"أن يتغير" - Traduction Arabe en Turc

    • değişmesi
        
    • değişmek
        
    • değişmesini
        
    • değişmemeli
        
    • değişemeyeceğini
        
    • değişmez
        
    • değişmeyecek
        
    • durum değişebilir
        
    • değişmeli
        
    Bu bana buralarda değişmesi gereken bir başka şeyi hatırlattı. Open Subtitles وهذا يذكرني.. بأن هناك شيء آخر يجب أن يتغير هنا..
    Okul kurulu bir şeylerin değişmesi gerektiğini ifade ederek bir soruşturma başlatıyor. Open Subtitles مجلس إدارة المدرسة بدأ تحقيقًا ويقول بأن أمرًا ما يجب أن يتغير.
    Etrafa bakın. Oda, sandalyeler, odun. Etrafımızdaki her şey değişmek zorunda veya biz bu problemi çözemeyeceğiz. TED أنظر حول الغرفة، الكراسي، الخشب كل شئ حولنا يجب أن يتغير أو أننا لن نقدر على إمتصاص هذه المشكلة
    Sende hoşlandığım o şeyin değişmesini istemiyorum.
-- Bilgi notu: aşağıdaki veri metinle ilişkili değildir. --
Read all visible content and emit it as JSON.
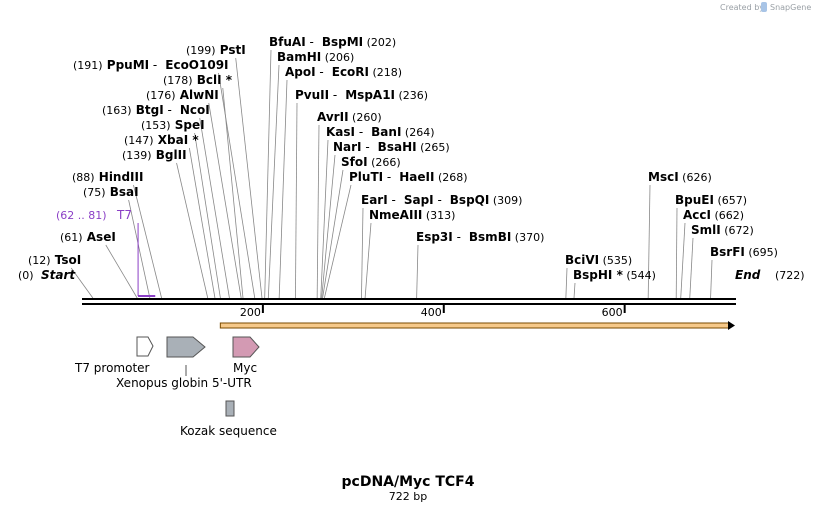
{
  "watermark": {
    "text": "Created by",
    "brand": "SnapGene"
  },
  "map": {
    "length": 722,
    "scale_start": 0,
    "scale_end": 722,
    "ticks": [
      {
        "value": 200,
        "label": "200"
      },
      {
        "value": 400,
        "label": "400"
      },
      {
        "value": 600,
        "label": "600"
      }
    ]
  },
  "start_label": {
    "pos": "(0)",
    "name": "Start"
  },
  "end_label": {
    "name": "End",
    "pos": "(722)"
  },
  "sites": [
    {
      "id": "TsoI",
      "parts": [
        {
          "t": "(12)",
          "k": "pos"
        },
        {
          "t": "TsoI",
          "k": "name"
        }
      ],
      "pos": 12
    },
    {
      "id": "AseI",
      "parts": [
        {
          "t": "(61)",
          "k": "pos"
        },
        {
          "t": "AseI",
          "k": "name"
        }
      ],
      "pos": 61
    },
    {
      "id": "BsaI",
      "parts": [
        {
          "t": "(75)",
          "k": "pos"
        },
        {
          "t": "BsaI",
          "k": "name"
        }
      ],
      "pos": 75
    },
    {
      "id": "HindIII",
      "parts": [
        {
          "t": "(88)",
          "k": "pos"
        },
        {
          "t": "HindIII",
          "k": "name"
        }
      ],
      "pos": 88
    },
    {
      "id": "BglII",
      "parts": [
        {
          "t": "(139)",
          "k": "pos"
        },
        {
          "t": "BglII",
          "k": "name"
        }
      ],
      "pos": 139
    },
    {
      "id": "XbaI",
      "parts": [
        {
          "t": "(147)",
          "k": "pos"
        },
        {
          "t": "XbaI *",
          "k": "name"
        }
      ],
      "pos": 147
    },
    {
      "id": "SpeI",
      "parts": [
        {
          "t": "(153)",
          "k": "pos"
        },
        {
          "t": "SpeI",
          "k": "name"
        }
      ],
      "pos": 153
    },
    {
      "id": "BtgI-NcoI",
      "parts": [
        {
          "t": "(163)",
          "k": "pos"
        },
        {
          "t": "BtgI",
          "k": "name"
        },
        {
          "t": "-",
          "k": "sep"
        },
        {
          "t": "NcoI",
          "k": "name"
        }
      ],
      "pos": 163
    },
    {
      "id": "AlwNI",
      "parts": [
        {
          "t": "(176)",
          "k": "pos"
        },
        {
          "t": "AlwNI",
          "k": "name"
        }
      ],
      "pos": 176
    },
    {
      "id": "BclI",
      "parts": [
        {
          "t": "(178)",
          "k": "pos"
        },
        {
          "t": "BclI *",
          "k": "name"
        }
      ],
      "pos": 178
    },
    {
      "id": "PpuMI-EcoO109I",
      "parts": [
        {
          "t": "(191)",
          "k": "pos"
        },
        {
          "t": "PpuMI",
          "k": "name"
        },
        {
          "t": "-",
          "k": "sep"
        },
        {
          "t": "EcoO109I",
          "k": "name"
        }
      ],
      "pos": 191
    },
    {
      "id": "PstI",
      "parts": [
        {
          "t": "(199)",
          "k": "pos"
        },
        {
          "t": "PstI",
          "k": "name"
        }
      ],
      "pos": 199
    },
    {
      "id": "BfuAI-BspMI",
      "parts": [
        {
          "t": "BfuAI",
          "k": "name"
        },
        {
          "t": "-",
          "k": "sep"
        },
        {
          "t": "BspMI",
          "k": "name"
        },
        {
          "t": "(202)",
          "k": "pos"
        }
      ],
      "pos": 202
    },
    {
      "id": "BamHI",
      "parts": [
        {
          "t": "BamHI",
          "k": "name"
        },
        {
          "t": "(206)",
          "k": "pos"
        }
      ],
      "pos": 206
    },
    {
      "id": "ApoI-EcoRI",
      "parts": [
        {
          "t": "ApoI",
          "k": "name"
        },
        {
          "t": "-",
          "k": "sep"
        },
        {
          "t": "EcoRI",
          "k": "name"
        },
        {
          "t": "(218)",
          "k": "pos"
        }
      ],
      "pos": 218
    },
    {
      "id": "PvuII-MspA1I",
      "parts": [
        {
          "t": "PvuII",
          "k": "name"
        },
        {
          "t": "-",
          "k": "sep"
        },
        {
          "t": "MspA1I",
          "k": "name"
        },
        {
          "t": "(236)",
          "k": "pos"
        }
      ],
      "pos": 236
    },
    {
      "id": "AvrII",
      "parts": [
        {
          "t": "AvrII",
          "k": "name"
        },
        {
          "t": "(260)",
          "k": "pos"
        }
      ],
      "pos": 260
    },
    {
      "id": "KasI-BanI",
      "parts": [
        {
          "t": "KasI",
          "k": "name"
        },
        {
          "t": "-",
          "k": "sep"
        },
        {
          "t": "BanI",
          "k": "name"
        },
        {
          "t": "(264)",
          "k": "pos"
        }
      ],
      "pos": 264
    },
    {
      "id": "NarI-BsaHI",
      "parts": [
        {
          "t": "NarI",
          "k": "name"
        },
        {
          "t": "-",
          "k": "sep"
        },
        {
          "t": "BsaHI",
          "k": "name"
        },
        {
          "t": "(265)",
          "k": "pos"
        }
      ],
      "pos": 265
    },
    {
      "id": "SfoI",
      "parts": [
        {
          "t": "SfoI",
          "k": "name"
        },
        {
          "t": "(266)",
          "k": "pos"
        }
      ],
      "pos": 266
    },
    {
      "id": "PluTI-HaeII",
      "parts": [
        {
          "t": "PluTI",
          "k": "name"
        },
        {
          "t": "-",
          "k": "sep"
        },
        {
          "t": "HaeII",
          "k": "name"
        },
        {
          "t": "(268)",
          "k": "pos"
        }
      ],
      "pos": 268
    },
    {
      "id": "EarI-SapI-BspQI",
      "parts": [
        {
          "t": "EarI",
          "k": "name"
        },
        {
          "t": "-",
          "k": "sep"
        },
        {
          "t": "SapI",
          "k": "name"
        },
        {
          "t": "-",
          "k": "sep"
        },
        {
          "t": "BspQI",
          "k": "name"
        },
        {
          "t": "(309)",
          "k": "pos"
        }
      ],
      "pos": 309
    },
    {
      "id": "NmeAIII",
      "parts": [
        {
          "t": "NmeAIII",
          "k": "name"
        },
        {
          "t": "(313)",
          "k": "pos"
        }
      ],
      "pos": 313
    },
    {
      "id": "Esp3I-BsmBI",
      "parts": [
        {
          "t": "Esp3I",
          "k": "name"
        },
        {
          "t": "-",
          "k": "sep"
        },
        {
          "t": "BsmBI",
          "k": "name"
        },
        {
          "t": "(370)",
          "k": "pos"
        }
      ],
      "pos": 370
    },
    {
      "id": "BciVI",
      "parts": [
        {
          "t": "BciVI",
          "k": "name"
        },
        {
          "t": "(535)",
          "k": "pos"
        }
      ],
      "pos": 535
    },
    {
      "id": "BspHI",
      "parts": [
        {
          "t": "BspHI *",
          "k": "name"
        },
        {
          "t": "(544)",
          "k": "pos"
        }
      ],
      "pos": 544
    },
    {
      "id": "MscI",
      "parts": [
        {
          "t": "MscI",
          "k": "name"
        },
        {
          "t": "(626)",
          "k": "pos"
        }
      ],
      "pos": 626
    },
    {
      "id": "BpuEI",
      "parts": [
        {
          "t": "BpuEI",
          "k": "name"
        },
        {
          "t": "(657)",
          "k": "pos"
        }
      ],
      "pos": 657
    },
    {
      "id": "AccI",
      "parts": [
        {
          "t": "AccI",
          "k": "name"
        },
        {
          "t": "(662)",
          "k": "pos"
        }
      ],
      "pos": 662
    },
    {
      "id": "SmlI",
      "parts": [
        {
          "t": "SmlI",
          "k": "name"
        },
        {
          "t": "(672)",
          "k": "pos"
        }
      ],
      "pos": 672
    },
    {
      "id": "BsrFI",
      "parts": [
        {
          "t": "BsrFI",
          "k": "name"
        },
        {
          "t": "(695)",
          "k": "pos"
        }
      ],
      "pos": 695
    }
  ],
  "primer": {
    "range": "(62 .. 81)",
    "name": "T7",
    "start": 62,
    "end": 81,
    "color": "#8b3fc6"
  },
  "orf": {
    "start": 164,
    "end": 722,
    "color": "#f6c98a",
    "stroke": "#7a4a00"
  },
  "features": [
    {
      "id": "t7-promoter",
      "label": "T7 promoter",
      "color": "#ffffff"
    },
    {
      "id": "xenopus-utr",
      "label": "Xenopus globin 5'-UTR",
      "color": "#a9b0b7"
    },
    {
      "id": "myc",
      "label": "Myc",
      "color": "#d39ab3"
    },
    {
      "id": "kozak",
      "label": "Kozak sequence",
      "color": "#a9b0b7"
    }
  ],
  "title": "pcDNA/Myc TCF4",
  "subtitle": "722 bp"
}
Open Subtitles لكن أقصد لا أريد لذلك الشئ الذي أحبه فيكِ أن يتغير
    Bak aramızdaki herşey sadece bir gece yüzünden değişmemeli. Open Subtitles انظرى, لا يجب أن يتغير ما بيننا بسبب ليلة واحدة
    Birimizin bile değişemeyeceğini mi düşünüyorsun? Open Subtitles الآ تعتقد أن أحدنا يمكن أن يتغير ؟
    değişmez bir biçimde, yeni bir teknolojiyi sürdüğüm zaman dünya değişik bir yer oldu. TED و أنه وباستمرار، على العالم أن يتغير عندما أقدم تكنولوجيا جديدة.
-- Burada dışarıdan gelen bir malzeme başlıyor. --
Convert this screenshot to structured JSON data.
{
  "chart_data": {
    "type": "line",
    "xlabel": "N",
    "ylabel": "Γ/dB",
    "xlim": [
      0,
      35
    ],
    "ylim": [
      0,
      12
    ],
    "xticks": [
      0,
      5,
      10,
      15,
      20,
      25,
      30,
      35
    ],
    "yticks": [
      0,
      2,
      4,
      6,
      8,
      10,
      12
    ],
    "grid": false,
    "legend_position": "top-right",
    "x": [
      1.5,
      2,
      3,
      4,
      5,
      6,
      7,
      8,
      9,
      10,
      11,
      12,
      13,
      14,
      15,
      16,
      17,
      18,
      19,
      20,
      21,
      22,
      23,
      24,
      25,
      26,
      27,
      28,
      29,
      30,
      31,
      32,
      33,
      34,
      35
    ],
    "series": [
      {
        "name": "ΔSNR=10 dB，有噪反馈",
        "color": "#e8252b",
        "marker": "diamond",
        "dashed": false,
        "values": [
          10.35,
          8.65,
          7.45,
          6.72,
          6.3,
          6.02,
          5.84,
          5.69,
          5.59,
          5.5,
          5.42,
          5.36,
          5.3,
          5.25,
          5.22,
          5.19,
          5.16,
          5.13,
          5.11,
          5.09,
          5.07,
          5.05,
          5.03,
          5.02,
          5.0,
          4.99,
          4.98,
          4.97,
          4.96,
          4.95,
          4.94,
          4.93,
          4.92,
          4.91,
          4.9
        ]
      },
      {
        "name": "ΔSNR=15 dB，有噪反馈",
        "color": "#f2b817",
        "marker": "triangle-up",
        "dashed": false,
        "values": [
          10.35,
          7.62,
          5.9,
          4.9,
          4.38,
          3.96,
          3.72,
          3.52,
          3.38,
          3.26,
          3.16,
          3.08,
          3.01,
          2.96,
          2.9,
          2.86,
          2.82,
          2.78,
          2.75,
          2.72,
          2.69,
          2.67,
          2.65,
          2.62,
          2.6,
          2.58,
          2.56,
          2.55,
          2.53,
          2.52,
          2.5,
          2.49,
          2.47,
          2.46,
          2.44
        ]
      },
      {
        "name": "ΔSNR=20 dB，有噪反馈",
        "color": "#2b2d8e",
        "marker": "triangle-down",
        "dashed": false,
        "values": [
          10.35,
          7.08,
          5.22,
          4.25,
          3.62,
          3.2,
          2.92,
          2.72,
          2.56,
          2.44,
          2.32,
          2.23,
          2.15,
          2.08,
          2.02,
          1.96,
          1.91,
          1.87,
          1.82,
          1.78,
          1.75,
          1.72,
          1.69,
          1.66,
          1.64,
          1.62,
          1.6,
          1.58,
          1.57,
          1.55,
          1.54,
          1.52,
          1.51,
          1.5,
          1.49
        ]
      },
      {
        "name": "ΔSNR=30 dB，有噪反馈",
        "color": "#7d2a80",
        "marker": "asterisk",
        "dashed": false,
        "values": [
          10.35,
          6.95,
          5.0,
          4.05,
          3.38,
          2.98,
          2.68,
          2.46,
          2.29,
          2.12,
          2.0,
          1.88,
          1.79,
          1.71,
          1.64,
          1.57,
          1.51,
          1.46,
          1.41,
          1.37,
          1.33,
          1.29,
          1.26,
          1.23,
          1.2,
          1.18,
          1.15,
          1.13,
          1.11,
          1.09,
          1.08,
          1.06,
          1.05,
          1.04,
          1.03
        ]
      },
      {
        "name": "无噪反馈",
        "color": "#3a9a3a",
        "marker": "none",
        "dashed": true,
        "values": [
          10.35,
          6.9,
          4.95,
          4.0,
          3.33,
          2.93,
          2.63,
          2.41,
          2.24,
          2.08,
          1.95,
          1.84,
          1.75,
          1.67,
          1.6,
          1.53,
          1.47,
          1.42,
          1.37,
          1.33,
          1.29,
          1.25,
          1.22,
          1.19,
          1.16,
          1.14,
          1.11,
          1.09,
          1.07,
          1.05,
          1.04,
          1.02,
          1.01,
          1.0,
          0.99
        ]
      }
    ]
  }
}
    Bu asla değişmeyecek. Open Subtitles أنتِ تعنين العالم لي، ذلك لا يمكن أن يتغير
    Profesyonel olursam bu durum değişebilir. Open Subtitles يمكن أن يتغير هذا إذا أصبحت لاعباً محترفاً
    Kafanın içinde neler döndüğünü bilmiyorum ama bir şeyler değişmeli. Open Subtitles لا اعلم ما الذي يدور في عقلك, لكن على شيء ما أن يتغير.
    Hayır, her şeyim ama o değil. Ve bunun değişmesi gerekebilir. Open Subtitles لا، أنا كل شيء إلا هذا وربما على هذا أن يتغير
    Hala fonun dışındayız, evet, eninde sonunda değişmesi gereken kurumsal silah lobisi tarafından. TED نحن نعاني من نقص الموارد المالية نتيجة تأثير مجموعة ضغط شركات الأسلحة وفي النهاية هذا يجب أن يتغير.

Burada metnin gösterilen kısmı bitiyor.